Weitere Artikel: Franz Anton Cramer
berichtet vom hochkarätigen, aber visionslosen
Tanzfestival "
euro-scene" in Leipzig - nachdem das Land Sachsen seine Subventionen gekürzt habe, gehe es nur noch ums
Überleben. Dass die Grunge-Rocker von
Pearl Jam noch leben,
beweist Oliver Kube durch sein Interview mit
Eddie Vedder und Stone Gossard, die auf ihrem neuen Album ungewohnt
melancholisch klingen.
Besprochen werden ein
Konzert der warmherzigen Monarchin
Marianne Faithfull in Berlin sowie die neue
CD von
Phil Collins "Testify" - übrigens in Form eines fiktiven Gesprächs mit Bret Easton Ellis'
Massenmörder und Edel-Popist Patrick Bateman ("American Psycho"), der die CD großartig findet.
NZZ, 15.11.2002
Online gab es heute morgen nur zwei Artikel, inzwischen stehen aber auch die übrigen Artikel im Netz. Hier also die komplette NZZ:
Stephan Templ
schildert, wie die
jüdische Gemeinde in Bratilava um ein Mahnmal für die Opfer des Holocaust ringt. "her" meldet, dass für die
Kunsthalle Basel ein neuer Direktor gefunden ist:
Adam Szymczyk heißt der Mann und war bisher im Vorstand der Warschauer
Gallerie Foksal (mehr
hier). Wie im kleinen Hamburger
Junius-Verlag der Reihe "Zur Einführung" die Perspektiven geraubt werden, verdiene "einen klagenden Zwischenruf",
meint "gü".
Maria Becker hat zwei
Ausstellungen in
Lausanne und
Riehen besucht, die dem amerikanischen Farbabstrakten
Ellsworth Kelly (mehr
hier) gewidmet sind. Jacqueline von Sprecher
würdigt den hundertsten Geburtstag von
Diego Giacometti, Albertos kleinem Bruder. Besprochen wird außerdem "Die Kunst der Fuge" in der
Mainzer Choreographie von
Martin Schläpfer.
FAZ, 15.11.2002
Frankreich befindet sich "geistig und institutionell auf dem Weg der
Dezentralisierung", berichtet Joseph Hanimann. Regierungschef
Raffarin - "ein Mann, der durch keine Pariser Eliteschule ging und die
schnurrende Pausbäckigkeit des 'anderen' Frankreich draußen und drunten" verkörpert - will dieser Tage sogar einen Gesetzentwurf vorlegen, "der den
ersten Verfassungsartikel von Frankreich als einer 'unteilbaren, laizistischen, demokratischen und sozialen Republik' ergänzen will mit dem Nachsatz: 'Ihre Organisation ist dezentral'." Das sorgt für Ärger. Parlamentspräsident Debre warnt bereits "vor einem Ausverkauf der Republik".
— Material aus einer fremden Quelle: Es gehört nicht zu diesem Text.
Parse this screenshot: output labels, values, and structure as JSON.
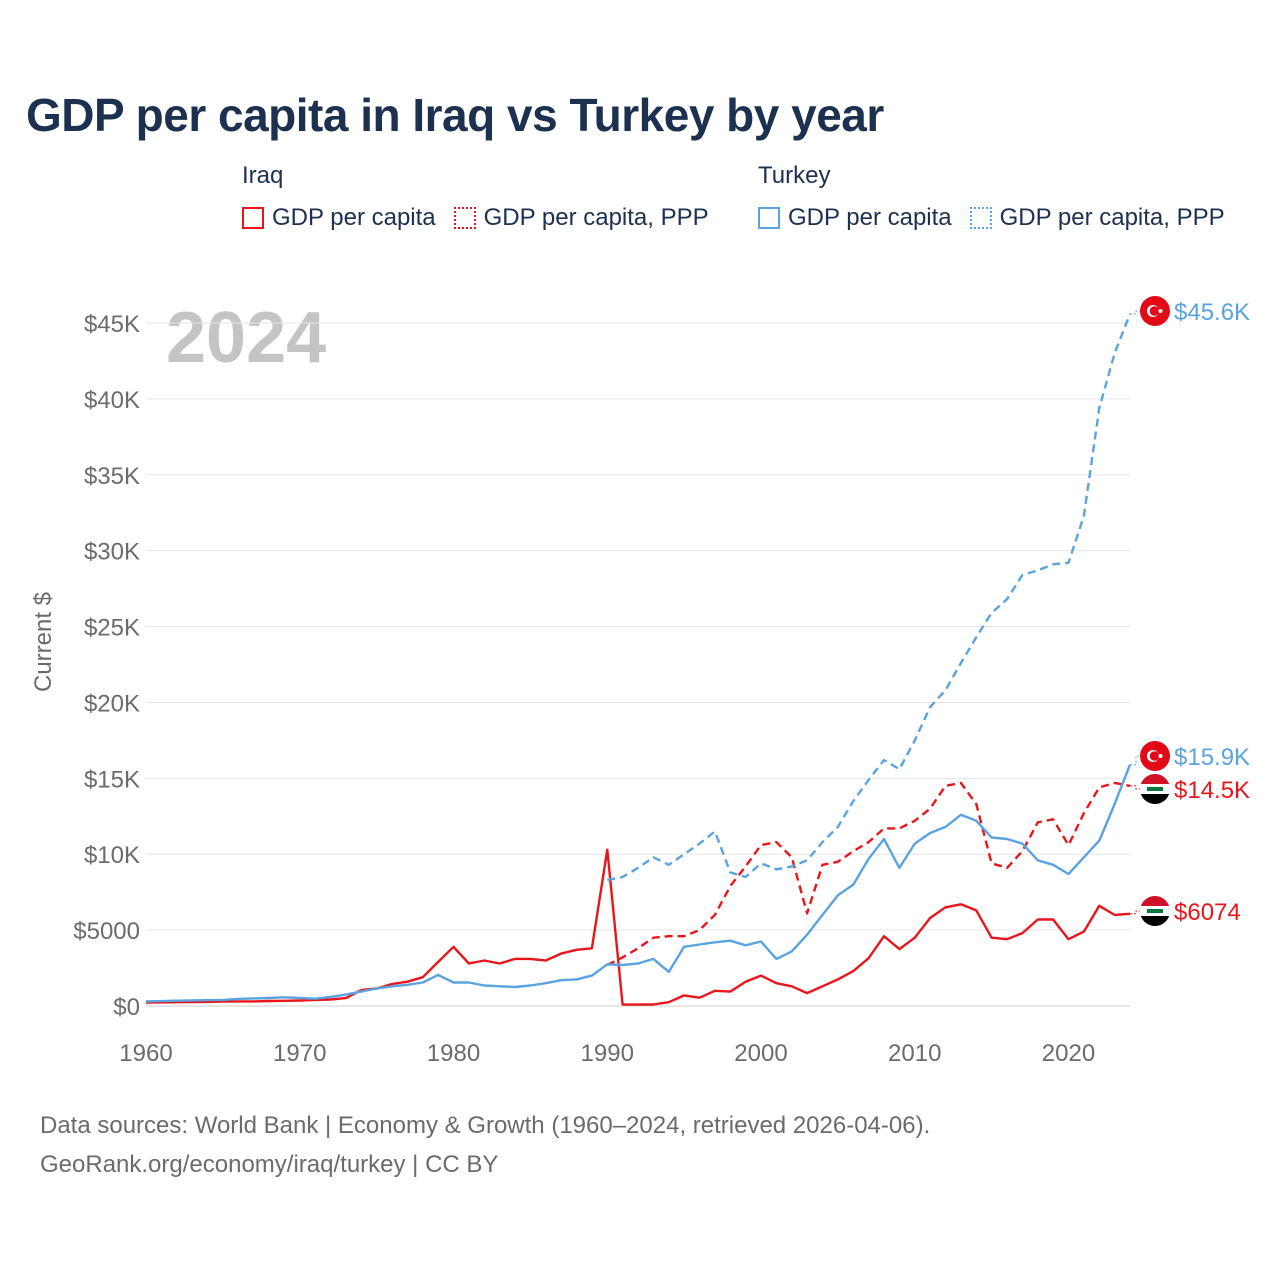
{
  "title": "GDP per capita in Iraq vs Turkey by year",
  "legend": {
    "groups": [
      {
        "name": "Iraq",
        "items": [
          {
            "label": "GDP per capita",
            "color": "#e8161b",
            "style": "solid"
          },
          {
            "label": "GDP per capita, PPP",
            "color": "#e8161b",
            "style": "dotted"
          }
        ]
      },
      {
        "name": "Turkey",
        "items": [
          {
            "label": "GDP per capita",
            "color": "#5ba3e0",
            "style": "solid"
          },
          {
            "label": "GDP per capita, PPP",
            "color": "#5ba3e0",
            "style": "dotted"
          }
        ]
      }
    ]
  },
  "year_watermark": "2024",
  "footer": {
    "line1": "Data sources: World Bank | Economy & Growth (1960–2024, retrieved 2026-04-06).",
    "line2": "GeoRank.org/economy/iraq/turkey | CC BY"
  },
  "chart_data": {
    "type": "line",
    "title": "GDP per capita in Iraq vs Turkey by year",
    "xlabel": "",
    "ylabel": "Current $",
    "xlim": [
      1960,
      2024
    ],
    "ylim": [
      0,
      45000
    ],
    "x_ticks": [
      1960,
      1970,
      1980,
      1990,
      2000,
      2010,
      2020
    ],
    "x_tick_labels": [
      "1960",
      "1970",
      "1980",
      "1990",
      "2000",
      "2010",
      "2020"
    ],
    "y_ticks": [
      0,
      5000,
      10000,
      15000,
      20000,
      25000,
      30000,
      35000,
      40000,
      45000
    ],
    "y_tick_labels": [
      "$0",
      "$5000",
      "$10K",
      "$15K",
      "$20K",
      "$25K",
      "$30K",
      "$35K",
      "$40K",
      "$45K"
    ],
    "grid": true,
    "series": [
      {
        "name": "Iraq GDP per capita",
        "color": "#e8161b",
        "dash": "solid",
        "end_label": "$6074",
        "flag": "iraq",
        "points": [
          [
            1960,
            230
          ],
          [
            1961,
            240
          ],
          [
            1962,
            250
          ],
          [
            1963,
            255
          ],
          [
            1964,
            270
          ],
          [
            1965,
            290
          ],
          [
            1966,
            300
          ],
          [
            1967,
            300
          ],
          [
            1968,
            330
          ],
          [
            1969,
            340
          ],
          [
            1970,
            360
          ],
          [
            1971,
            400
          ],
          [
            1972,
            430
          ],
          [
            1973,
            520
          ],
          [
            1974,
            1050
          ],
          [
            1975,
            1150
          ],
          [
            1976,
            1450
          ],
          [
            1977,
            1600
          ],
          [
            1978,
            1900
          ],
          [
            1979,
            2900
          ],
          [
            1980,
            3900
          ],
          [
            1981,
            2800
          ],
          [
            1982,
            3000
          ],
          [
            1983,
            2800
          ],
          [
            1984,
            3100
          ],
          [
            1985,
            3100
          ],
          [
            1986,
            3000
          ],
          [
            1987,
            3450
          ],
          [
            1988,
            3700
          ],
          [
            1989,
            3800
          ],
          [
            1990,
            10300
          ],
          [
            1991,
            100
          ],
          [
            1992,
            90
          ],
          [
            1993,
            100
          ],
          [
            1994,
            250
          ],
          [
            1995,
            700
          ],
          [
            1996,
            550
          ],
          [
            1997,
            1000
          ],
          [
            1998,
            950
          ],
          [
            1999,
            1600
          ],
          [
            2000,
            2000
          ],
          [
            2001,
            1500
          ],
          [
            2002,
            1300
          ],
          [
            2003,
            850
          ],
          [
            2004,
            1300
          ],
          [
            2005,
            1750
          ],
          [
            2006,
            2300
          ],
          [
            2007,
            3150
          ],
          [
            2008,
            4600
          ],
          [
            2009,
            3750
          ],
          [
            2010,
            4500
          ],
          [
            2011,
            5800
          ],
          [
            2012,
            6500
          ],
          [
            2013,
            6700
          ],
          [
            2014,
            6300
          ],
          [
            2015,
            4500
          ],
          [
            2016,
            4400
          ],
          [
            2017,
            4800
          ],
          [
            2018,
            5700
          ],
          [
            2019,
            5700
          ],
          [
            2020,
            4400
          ],
          [
            2021,
            4900
          ],
          [
            2022,
            6600
          ],
          [
            2023,
            6000
          ],
          [
            2024,
            6074
          ]
        ]
      },
      {
        "name": "Iraq GDP per capita, PPP",
        "color": "#e8161b",
        "dash": "dashed",
        "end_label": "$14.5K",
        "flag": "iraq",
        "points": [
          [
            1990,
            2700
          ],
          [
            1991,
            3200
          ],
          [
            1992,
            3800
          ],
          [
            1993,
            4500
          ],
          [
            1994,
            4600
          ],
          [
            1995,
            4600
          ],
          [
            1996,
            5000
          ],
          [
            1997,
            6000
          ],
          [
            1998,
            7900
          ],
          [
            1999,
            9200
          ],
          [
            2000,
            10600
          ],
          [
            2001,
            10800
          ],
          [
            2002,
            9800
          ],
          [
            2003,
            6100
          ],
          [
            2004,
            9300
          ],
          [
            2005,
            9500
          ],
          [
            2006,
            10200
          ],
          [
            2007,
            10800
          ],
          [
            2008,
            11700
          ],
          [
            2009,
            11700
          ],
          [
            2010,
            12200
          ],
          [
            2011,
            13000
          ],
          [
            2012,
            14500
          ],
          [
            2013,
            14700
          ],
          [
            2014,
            13300
          ],
          [
            2015,
            9400
          ],
          [
            2016,
            9100
          ],
          [
            2017,
            10200
          ],
          [
            2018,
            12100
          ],
          [
            2019,
            12300
          ],
          [
            2020,
            10600
          ],
          [
            2021,
            12700
          ],
          [
            2022,
            14400
          ],
          [
            2023,
            14700
          ],
          [
            2024,
            14500
          ]
        ]
      },
      {
        "name": "Turkey GDP per capita",
        "color": "#5ba3e0",
        "dash": "solid",
        "end_label": "$15.9K",
        "flag": "turkey",
        "points": [
          [
            1960,
            300
          ],
          [
            1961,
            320
          ],
          [
            1962,
            350
          ],
          [
            1963,
            370
          ],
          [
            1964,
            390
          ],
          [
            1965,
            400
          ],
          [
            1966,
            470
          ],
          [
            1967,
            500
          ],
          [
            1968,
            530
          ],
          [
            1969,
            570
          ],
          [
            1970,
            530
          ],
          [
            1971,
            480
          ],
          [
            1972,
            600
          ],
          [
            1973,
            750
          ],
          [
            1974,
            950
          ],
          [
            1975,
            1150
          ],
          [
            1976,
            1300
          ],
          [
            1977,
            1400
          ],
          [
            1978,
            1550
          ],
          [
            1979,
            2050
          ],
          [
            1980,
            1550
          ],
          [
            1981,
            1550
          ],
          [
            1982,
            1350
          ],
          [
            1983,
            1300
          ],
          [
            1984,
            1250
          ],
          [
            1985,
            1350
          ],
          [
            1986,
            1500
          ],
          [
            1987,
            1700
          ],
          [
            1988,
            1750
          ],
          [
            1989,
            2000
          ],
          [
            1990,
            2750
          ],
          [
            1991,
            2700
          ],
          [
            1992,
            2800
          ],
          [
            1993,
            3100
          ],
          [
            1994,
            2250
          ],
          [
            1995,
            3900
          ],
          [
            1996,
            4050
          ],
          [
            1997,
            4200
          ],
          [
            1998,
            4300
          ],
          [
            1999,
            4000
          ],
          [
            2000,
            4250
          ],
          [
            2001,
            3100
          ],
          [
            2002,
            3600
          ],
          [
            2003,
            4700
          ],
          [
            2004,
            6000
          ],
          [
            2005,
            7300
          ],
          [
            2006,
            8000
          ],
          [
            2007,
            9700
          ],
          [
            2008,
            11000
          ],
          [
            2009,
            9100
          ],
          [
            2010,
            10700
          ],
          [
            2011,
            11400
          ],
          [
            2012,
            11800
          ],
          [
            2013,
            12600
          ],
          [
            2014,
            12200
          ],
          [
            2015,
            11100
          ],
          [
            2016,
            11000
          ],
          [
            2017,
            10700
          ],
          [
            2018,
            9600
          ],
          [
            2019,
            9300
          ],
          [
            2020,
            8700
          ],
          [
            2021,
            9800
          ],
          [
            2022,
            10900
          ],
          [
            2023,
            13300
          ],
          [
            2024,
            15900
          ]
        ]
      },
      {
        "name": "Turkey GDP per capita, PPP",
        "color": "#5ba3e0",
        "dash": "dashed",
        "end_label": "$45.6K",
        "flag": "turkey",
        "points": [
          [
            1990,
            8300
          ],
          [
            1991,
            8500
          ],
          [
            1992,
            9100
          ],
          [
            1993,
            9800
          ],
          [
            1994,
            9300
          ],
          [
            1995,
            10000
          ],
          [
            1996,
            10700
          ],
          [
            1997,
            11500
          ],
          [
            1998,
            8800
          ],
          [
            1999,
            8500
          ],
          [
            2000,
            9400
          ],
          [
            2001,
            9000
          ],
          [
            2002,
            9200
          ],
          [
            2003,
            9600
          ],
          [
            2004,
            10800
          ],
          [
            2005,
            11800
          ],
          [
            2006,
            13500
          ],
          [
            2007,
            14900
          ],
          [
            2008,
            16200
          ],
          [
            2009,
            15600
          ],
          [
            2010,
            17500
          ],
          [
            2011,
            19700
          ],
          [
            2012,
            20800
          ],
          [
            2013,
            22600
          ],
          [
            2014,
            24300
          ],
          [
            2015,
            25900
          ],
          [
            2016,
            26800
          ],
          [
            2017,
            28400
          ],
          [
            2018,
            28700
          ],
          [
            2019,
            29100
          ],
          [
            2020,
            29200
          ],
          [
            2021,
            32300
          ],
          [
            2022,
            39400
          ],
          [
            2023,
            43000
          ],
          [
            2024,
            45600
          ]
        ]
      }
    ]
  }
}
Nachdem dem wir gestern erfahren haben, wie die Regierung uns
bestiehlt, lesen wir heute, wie die Regierung uns
"belügt": Christian Schwägerl
weist darauf hin, dass für die "dringend nötigen Reformen des Sozialsystems" eine
Kommission unter Leitung von
Bert Rürup bereits im letzten Jahr die nötigen Vorschläge erarbeitet hat. Wenn jetzt schon wieder eine Kommission eingesetzt wird, dann nur, weil die Regierung
vor den Wahlen nicht handeln will. Würde sie handeln, würde sie nach Meinung Schwägerls nämlich
nicht gewählt.
(Hmm, was sagt uns das jetzt über die CDU?)
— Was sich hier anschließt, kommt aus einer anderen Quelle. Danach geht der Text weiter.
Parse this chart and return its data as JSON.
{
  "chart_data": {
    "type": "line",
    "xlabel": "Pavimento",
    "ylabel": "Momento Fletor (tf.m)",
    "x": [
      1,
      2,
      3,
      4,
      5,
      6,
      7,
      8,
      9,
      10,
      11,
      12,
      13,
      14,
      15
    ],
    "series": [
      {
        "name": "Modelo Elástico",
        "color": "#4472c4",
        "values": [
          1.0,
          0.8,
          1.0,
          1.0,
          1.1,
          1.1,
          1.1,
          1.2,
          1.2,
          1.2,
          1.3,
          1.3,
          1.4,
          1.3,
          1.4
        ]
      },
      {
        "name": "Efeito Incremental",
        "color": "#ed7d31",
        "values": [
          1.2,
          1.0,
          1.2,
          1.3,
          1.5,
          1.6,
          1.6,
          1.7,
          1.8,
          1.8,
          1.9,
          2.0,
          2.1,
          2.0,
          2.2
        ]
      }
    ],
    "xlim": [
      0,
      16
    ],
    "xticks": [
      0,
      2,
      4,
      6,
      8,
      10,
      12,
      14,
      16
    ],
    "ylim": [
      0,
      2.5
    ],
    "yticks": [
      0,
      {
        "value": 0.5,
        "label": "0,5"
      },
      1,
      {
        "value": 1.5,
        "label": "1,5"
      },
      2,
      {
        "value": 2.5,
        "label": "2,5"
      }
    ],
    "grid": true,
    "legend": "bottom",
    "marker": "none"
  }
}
Weitere Artikel: Jordan Mejias erzählt, welche
Bücher die amerikanische Regierung ihren
Soldaten in den Tornister steckt. Andreas Rossmann
war auf einem Forum in Düsseldorf, das den
Buchhandel mit "T-Shirts, Plüschtieren, Accessoires" retten will. Eleonore Büning
gratuliert Daniel Barenboim zum Sechzigsten. Es gibt einen
Vorabdruck aus einem Buch von MRR mit Aufsätzen und
Reden über Goethe. Für die letzte Seite hat sich Regina Mönch in den Keller der Berliner Stadtbibliothek in Friedrichshain
begeben und dort
preußische Schulprogramme aus hundert Jahren gefunden. Jörg Altwegg berichtet, dass sich in Frankreich niemand für
Stephane Courtois' Fortschreibung des "Schwarzbuchs des Kommunismus" interessiert. Heinrich Wefing porträtiert schaudernd den
Buddy-Bär, mit dem Berlins Regierender Bürgermeister Klaus Wowereit Los Angeles verschönern will.
Auf der
Medienseite liefert Jürg Altwegg eine Chronik der - gescheiterten - Fusion zwischen
Ringier und Springer und amüsiert sich über die Schweizer Medien: "An Ostern begann die
Borer-Affäre, die sich heute ganz anders darstellt, und nach der Sommerpause das Gespräch mit Springer. Die unverhofften Bekundungen der
NZZ, der politischen Klasse und aller anderen mögen Michael Ringier mit Genugtuung erfüllen: Denn sie hatten ihn und seinen Chefpublizisten Frank A. Meyer
kübelweise mit Häme eingedeckt und schickten sich plötzlich an,
Ringiers staatsbürgerliche Verantwortung und publizistische Leistungen zu loben und vom 'bösen' Springer zu unterscheiden." Stefan Niggemeier hält eine
Verteidigungsrede für Sat.1: Der Sender werde vom Vorstand zum Pflegefall erklärt, um von den Problemen Pro Siebens abzulenken.
Besprochen wird eine
Ausstellung zu
"Recht und Unrecht" seit 1500 in den Trierer Viehmarkthallen,
Bertrand Bonellos Film "Der Pornograph",
Schuberts Oper "Fierrabras" in Zürich und
Kunst aus Vilnius im
Kunstverein München.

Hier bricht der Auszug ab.